To clarify, I cover unit tests in this post. In other words, tests on individual components. As opposed to integration tests which test multiple components together.

In reality, there are many ways you can perform unit testing on items in Microsoft Fabric. Which you decide to implement decides on a lot of factors. Including complexity and personal preference.

With this in mind, I decided to highlight various methods in this post. In order to answer some questions and highlight some possibilities. Which I share in the below sections:

  • Unit testing Power BI reports and semantic models
  • Unit testing Microsoft Fabric Lakehouses, Data Warehouses and KQL Database tables
  • Unit tests on a Microsoft Fabric Data Warehouse
  • Unit testing Data pipeline and Dataflows Gen2

I must stress this is a selective list of techniques you can look to work with and others are available. Along the way I share plenty of links. So that you can find out more about any of the mentioned methods that are of interest you.

Unit testing Power BI reports and semantic models

I made a clear decision to group unit testing Power BI reports and semantic models (formerly datasets) together in this post. Since they are both components of a Power BI Desktop project. However, you can test both separately as you will see in this section.

Over the years people came up with various ways to unit test Power BI reports and semantic models. Ever since Power BI Desktop projects were introduced even more innovative ways to perform unit testing are available.

For example, the below method which I first covered in a post about Power BI Project (PBIP) and Azure DevOps CI performance tests. Which can perform unit tests against your Power BI reports and semantic models.

Unit testing Microsoft Fabric Power BI reports and semantic models
Unit testing Microsoft Fabric Power BI reports and semantic models

I must stress though that there are alternative options available to perform unit tests.

For instance, the Power BI Project (PBIP) and Azure DevOps build pipelines for continuous integration guide by Microsoft highlights working with the Best Practice Rules within a deployment pipeline. In order to check semantic models.

However, depending on your requirements you can look to work with semantic link.

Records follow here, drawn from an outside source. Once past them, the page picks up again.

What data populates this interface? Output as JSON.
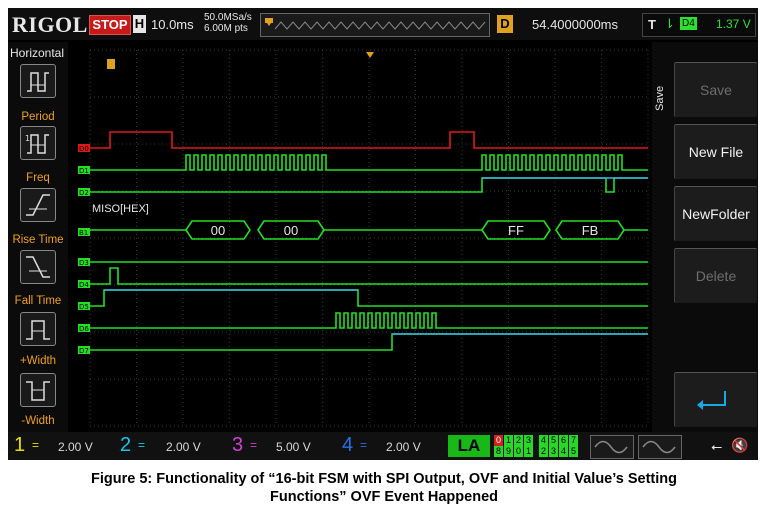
{
  "topbar": {
    "brand": "RIGOL",
    "run_state": "STOP",
    "timebase_badge": "H",
    "timebase": "10.0ms",
    "sample_rate": "50.0MSa/s",
    "memory_depth": "6.00M pts",
    "delay_badge": "D",
    "delay": "54.4000000ms",
    "trigger_label": "T",
    "trigger_edge": "⇂",
    "trigger_source": "D4",
    "trigger_level": "1.37 V",
    "colors": {
      "stop": "#c81a1a",
      "delay_badge": "#e0a020",
      "trigger": "#2ee02e"
    }
  },
  "left_panel": {
    "title": "Horizontal",
    "buttons": [
      {
        "label": "Period",
        "icon": "period-icon"
      },
      {
        "label": "Freq",
        "icon": "freq-icon"
      },
      {
        "label": "Rise Time",
        "icon": "rise-time-icon"
      },
      {
        "label": "Fall Time",
        "icon": "fall-time-icon"
      },
      {
        "label": "+Width",
        "icon": "positive-width-icon"
      },
      {
        "label": "-Width",
        "icon": "negative-width-icon"
      }
    ],
    "label_color": "#f0a020"
  },
  "right_panel": {
    "tab": "Save",
    "buttons": [
      {
        "label": "Save",
        "enabled": false
      },
      {
        "label": "New File",
        "enabled": true
      },
      {
        "label": "NewFolder",
        "enabled": true
      },
      {
        "label": "Delete",
        "enabled": false
      },
      {
        "label": "",
        "icon": "enter-icon",
        "enabled": true
      }
    ]
  },
  "screen": {
    "bus_label": "MISO[HEX]",
    "channels": [
      {
        "tag": "D0",
        "color": "#e01818"
      },
      {
        "tag": "D1",
        "color": "#22e022"
      },
      {
        "tag": "D2",
        "color": "#22e022"
      },
      {
        "tag": "B1",
        "color": "#22e022"
      },
      {
        "tag": "D3",
        "color": "#22e022"
      },
      {
        "tag": "D4",
        "color": "#22e022"
      },
      {
        "tag": "D5",
        "color": "#22e022"
      },
      {
        "tag": "D6",
        "color": "#22e022"
      },
      {
        "tag": "D7",
        "color": "#22e022"
      }
    ],
    "bus_values": [
      "00",
      "00",
      "FF",
      "FB"
    ],
    "trace_color": "#22e022",
    "high_color": "#38b6e6",
    "d0_color": "#e01818"
  },
  "bottom_bar": {
    "channels": [
      {
        "num": "1",
        "coupling": "=",
        "scale": "2.00 V",
        "color": "#e8e000"
      },
      {
        "num": "2",
        "coupling": "=",
        "scale": "2.00 V",
        "color": "#18c8e8"
      },
      {
        "num": "3",
        "coupling": "=",
        "scale": "5.00 V",
        "color": "#d040d0"
      },
      {
        "num": "4",
        "coupling": "=",
        "scale": "2.00 V",
        "color": "#2870e8"
      }
    ],
    "la_label": "LA",
    "la_row1": [
      "0",
      "1",
      "2",
      "3",
      " ",
      "4",
      "5",
      "6",
      "7"
    ],
    "la_row2": [
      "8",
      "9",
      "0",
      "1",
      " ",
      "2",
      "3",
      "4",
      "5"
    ],
    "la_color": "#18b818"
  },
  "caption": {
    "line1": "Figure 5: Functionality of “16-bit FSM with SPI Output, OVF and Initial Value’s Setting",
    "line2": "Functions” OVF Event Happened"
  }
}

Taking it one step further you can potentially look to use semantic link with another recognized python framework. Such as pytest.

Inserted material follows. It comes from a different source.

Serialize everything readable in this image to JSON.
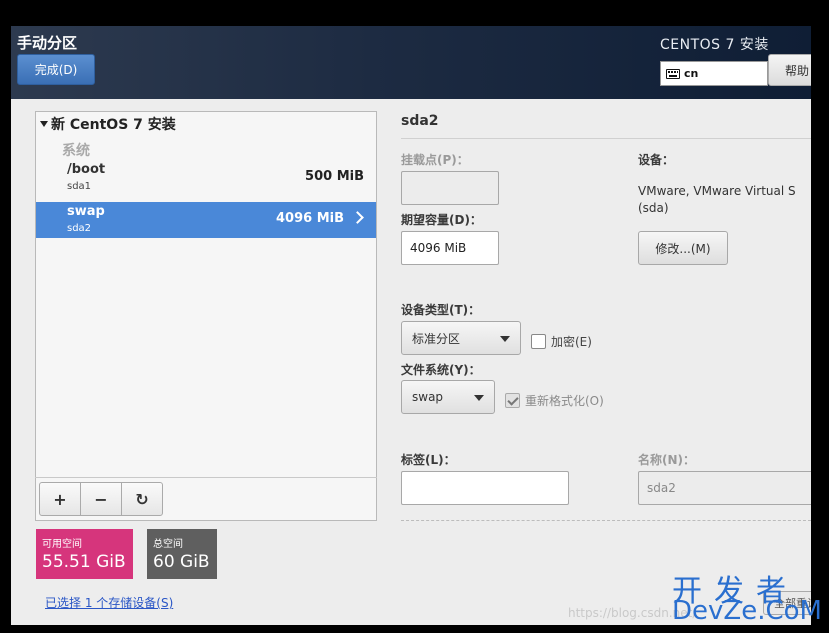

You can also look to work with the Invoke-DQVTesting PowerShell module created by John Kerski. John covers automating this in a post that covers Invoke-DQVTesting and orchestration.

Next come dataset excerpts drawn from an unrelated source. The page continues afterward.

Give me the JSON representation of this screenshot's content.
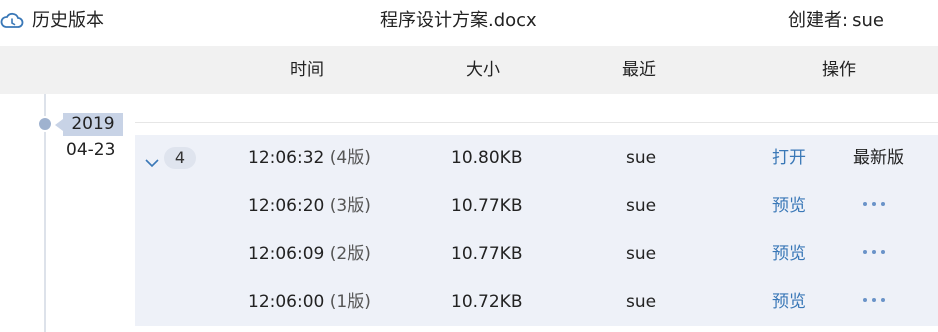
{
  "topbar": {
    "history_label": "历史版本",
    "doc_title": "程序设计方案.docx",
    "creator_label": "创建者:",
    "creator_name": "sue"
  },
  "columns": {
    "time": "时间",
    "size": "大小",
    "recent": "最近",
    "ops": "操作"
  },
  "timeline": {
    "year": "2019",
    "date": "04-23"
  },
  "group": {
    "count": "4",
    "versions": [
      {
        "time": "12:06:32",
        "version": "(4版)",
        "size": "10.80KB",
        "user": "sue",
        "action": "打开",
        "status": "最新版"
      },
      {
        "time": "12:06:20",
        "version": "(3版)",
        "size": "10.77KB",
        "user": "sue",
        "action": "预览"
      },
      {
        "time": "12:06:09",
        "version": "(2版)",
        "size": "10.77KB",
        "user": "sue",
        "action": "预览"
      },
      {
        "time": "12:06:00",
        "version": "(1版)",
        "size": "10.72KB",
        "user": "sue",
        "action": "预览"
      }
    ]
  },
  "icons": {
    "history": "cloud-history-icon",
    "collapse": "chevron-down-icon",
    "more": "more-icon"
  },
  "colors": {
    "accent": "#3a78b7",
    "header_bg": "#f1f1f1",
    "group_bg": "#eef1f8",
    "year_badge": "#c8d3e6"
  }
}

At the end of the day there are various ways you can perform unit testing for both Power BI reports and semantic models. Like I mentioned earlier in the post you must consider various factors. Including what you need to test and your personal preferences.

Unit testing Microsoft Fabric Lakehouses, Data Warehouses and KQL Database tables

I decided to cover ways that you can perform unit testing on Microsoft Fabric Lakehouses, Data Warehouses and KQL Database tables together for one very good reason.

Which is to highlight the fact that you can work with the same unit testing strategy thanks to the power of shortcuts within Lakehouses. Like in the below example. Which shows one table from a KQL Database and another from a Data Warehouse.

Lakehouse with multiple shortcuts

However, I must stress that in order for KQL Database tables to be added as shortcuts you must enable OneLake availability.

Enabling OneLake availability for a KQL Database table
Enabling OneLake availability for a KQL Database table

Once they are added into a Lakehouse you can work with all three of them in notebooks with the testing framework of your choice. In fact, you can work with all three of them together in a notebook if you so wish.

Testing Microsoft Fabric Lakehouses, Data Warehouses and KQL Database tables with pytest

To demonstrate that pytest works with all three tables I created a new notebook that was connected to the Lakehouse and installed pytest with the below code.

pip install pytest

I then ran the below code to insert the data from the tables into spark dataframes.

geographydf = spark.sql("SELECT * FROM AzDoUnitTestingLH.Geography")
metricstabledf = spark.sql("SELECT * FROM AzDoUnitTestingLH.MetricsTable")
publicholidaysdf = spark.sql("SELECT * FROM AzDoUnitTestingLH.publicholidays")

Afterwards, the below code to convert the spark dataframes to pandas dataframes so that I can work with the isnull functionality in this example.

# Convert the spark dataframes to pandas dataframes
pd_geographydf = geographydf.toPandas()
pd_metricsdf = metricsdf.toPandas()
pd_publicholidaysdf = publicholidaysdf.toPandas()

I then created a test function that checks for missing values.

def test_no_missing_values(test_dataframe):
    df = test_dataframe
    missing = df.isnull().sum().sum()
    assert missing == 0, f"Found {missing} missing values"

Afterwards, I ran the function with the below syntax for all three dataframes.

test_no_missing_values(pd_publicholidaysdf)

Two of the tables returned an assertion error. Including the one below for the publicholidays sample table.

AssertionError: Found 70621 missing values

I checked the publicholidays sample table to verify this figure. I confirmed that the figure is accurate due to missing values in the isPaidTimeOff and countryRegionCode columns.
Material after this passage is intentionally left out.